The ability to lodge a caveat is a valuable form of security for a lender to possess to protect their interests. However, what is often overlooked is that in order to lodge an effective caveat, a party must have a ‘caveatable interest’.
In Ta Lee Investment Pty Ltd v Antonios  NSWCA 24 (22 February 2019), the NSW Court of Appeal recently confirmed that whilst granting a party a caveatable interest in a contract is a relatively simple thing to do with the right wording, it can also be very easy to get wrong if not careful.
In 2011, MV Developments (Lane Cove) Pty Ltd borrowed $1.5 million from Ta Lee Investment Pty Ltd to develop certain land (the Site) into an apartment block. The loan was recorded in a Deed of Loan and Guarantee. An event of default occurred when MV Developments failed to make an interest payment required under the Deed. Clause 7.2 specified the consequences of an event of default to include:
“Lodge and maintain a caveat on the titles to (the Site) or the consolidated title for (the Site) until such time the Lender receives full payment of all moneys payable to the Lender under or pursuant to this Agreement”
In 15 December 2014, the four lots that constituted the site were consolidated into a single title. On 16 April 2015, the single title was subdivided into 56 lots in a strata plan. Ta Lee subsequently lodged a caveat in respect of Lot 34. The interest claimed in caveat was an “[e]quitable charge” by virtue of the following:
“Implied right to charge the land, derived from an express contractual right under clause 7.2 of [the Deed], to lodge and maintain a caveat on title …”
A dispute arose when another party, Mr Antonios, contended that he entered into a contract with MV Developments to purchase Lot 34 on 15 April 2015.
One of the issues on appeal was whether Ta Lee was able to lodge an effective caveat over Lot 34. This question had been decided in the negative by the trial judge, who ordered Ta Lee to withdraw its caveat and the transfer of Lot 34 to Mr Antonios.
Section 74F(1) of the Real Property Act 1900 (NSW) entitles any person who claims to have “a legal or equitable estate or interest in land” to lodge a caveat against the title with the Registrar-General. This is what is meant by a ‘caveatable interest’ (also sometimes referred to as a proprietary interest).
Ta Lee contended that the existing case law established a principle that a contractual right to lodge a caveat carried with it, by implication, the grant of an equitable charge which would support a caveat, unless a contrary intention exists.
This argument was rejected by the Court of Appeal, which held that no such implication should be drawn. Rather, whether a clause in a contract creates a caveatable interest depends upon the proper construction of, or meaning conveyed by, the document taken as a whole (that is, ordinary principles of contractual interpretation apply).
The Court of Appeal went on to uphold the trial judge’s finding that the Deed, on its proper construction, did not give create a caveatable interest in favour of Ta Lee. The primary reason was that there was no reference in the deed to Ta Lee having a secured interest over the property or a charge.
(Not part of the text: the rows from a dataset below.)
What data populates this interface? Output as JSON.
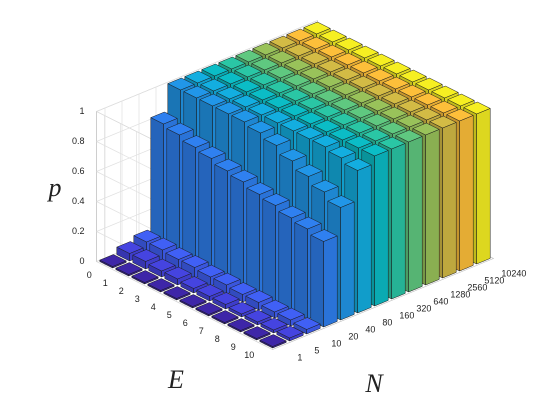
{
  "chart_data": {
    "type": "bar3",
    "xlabel": "N",
    "ylabel": "E",
    "zlabel": "p",
    "x_categories": [
      "1",
      "5",
      "10",
      "20",
      "40",
      "80",
      "160",
      "320",
      "640",
      "1280",
      "2560",
      "5120",
      "10240"
    ],
    "y_categories": [
      "0",
      "1",
      "2",
      "3",
      "4",
      "5",
      "6",
      "7",
      "8",
      "9",
      "10"
    ],
    "colors": [
      "#3e26a8",
      "#4544e0",
      "#4060f5",
      "#2f80f0",
      "#2196e8",
      "#13aee0",
      "#0bbdc6",
      "#2ac6a5",
      "#5fc880",
      "#99c25a",
      "#d3bb45",
      "#fdbf3a",
      "#f6ef22"
    ],
    "values": [
      [
        0.01,
        0.05,
        0.08,
        0.82,
        1,
        1,
        1,
        1,
        1,
        1,
        1,
        1,
        1
      ],
      [
        0.01,
        0.05,
        0.08,
        0.8,
        1,
        1,
        1,
        1,
        1,
        1,
        1,
        1,
        1
      ],
      [
        0.01,
        0.04,
        0.07,
        0.77,
        1,
        1,
        1,
        1,
        1,
        1,
        1,
        1,
        1
      ],
      [
        0.01,
        0.04,
        0.07,
        0.75,
        1,
        1,
        1,
        1,
        1,
        1,
        1,
        1,
        1
      ],
      [
        0.01,
        0.03,
        0.06,
        0.72,
        1,
        1,
        1,
        1,
        1,
        1,
        1,
        1,
        1
      ],
      [
        0.01,
        0.03,
        0.06,
        0.7,
        0.98,
        1,
        1,
        1,
        1,
        1,
        1,
        1,
        1
      ],
      [
        0.01,
        0.03,
        0.05,
        0.67,
        0.95,
        1,
        1,
        1,
        1,
        1,
        1,
        1,
        1
      ],
      [
        0.01,
        0.02,
        0.05,
        0.65,
        0.9,
        1,
        1,
        1,
        1,
        1,
        1,
        1,
        1
      ],
      [
        0.01,
        0.02,
        0.04,
        0.62,
        0.85,
        1,
        1,
        1,
        1,
        1,
        1,
        1,
        1
      ],
      [
        0.01,
        0.02,
        0.04,
        0.6,
        0.8,
        0.98,
        1,
        1,
        1,
        1,
        1,
        1,
        1
      ],
      [
        0.01,
        0.02,
        0.03,
        0.57,
        0.75,
        0.95,
        1,
        1,
        1,
        1,
        1,
        1,
        1
      ]
    ],
    "zlim": [
      0,
      1
    ],
    "zticks": [
      0,
      0.2,
      0.4,
      0.6,
      0.8,
      1
    ],
    "grid": true
  }
}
As the Court of Appeal stated at :
“there is no reference to “security”, “secured interest”, “charge”, “caveatable interest”, or any other language which would point to Ta Lee having an equitable interest. The Deed was a professionally drafted business document. Had the parties intended for Ta Lee to have a secured interest, the Deed could have said so and it is to be expected that it would have made express provision to that effect.”
Other relevant considerations included that whereas the parties used the language of “secure moneys” when specifying the obligations of the two named guarantors in the Deed, the recitals characterised the relationship between Ta Lee and MV Developments as “simply that of a lender (creditor) and borrower (debtor)”. Further, clause 7.2 conferred a contractual right to lodge a caveat on the Site or the consolidated title for the Site. There was no express contractual right to lodge a caveat over any individual lot in the strata plan following the subdivision, and the strict rules for the implication of a term into a contract were not satisfied (i.e. the implication of a right to lodge a caveat over individual lots was not necessary to give business efficacy to the Deed).
Accordingly, Ta Lee’s appeal was dismissed with costs.
A contractual right to lodge a caveat will not necessarily give rise to a caveatable interest, or right to lodge an effective caveat that will be upheld by a court.
The language of the contract must point to the caveator having “a legal or equitable estate or interest in land”, for example, by giving that party an express right to an equitable charge.
When considering whether a party has a caveatable interest, the proper approach is to consider the terms of the contract as a whole. Thus the drafter(s) need to be careful to ensure that the existence of a caveatable interest is not contradicted by any language or express term found elsewhere in the document.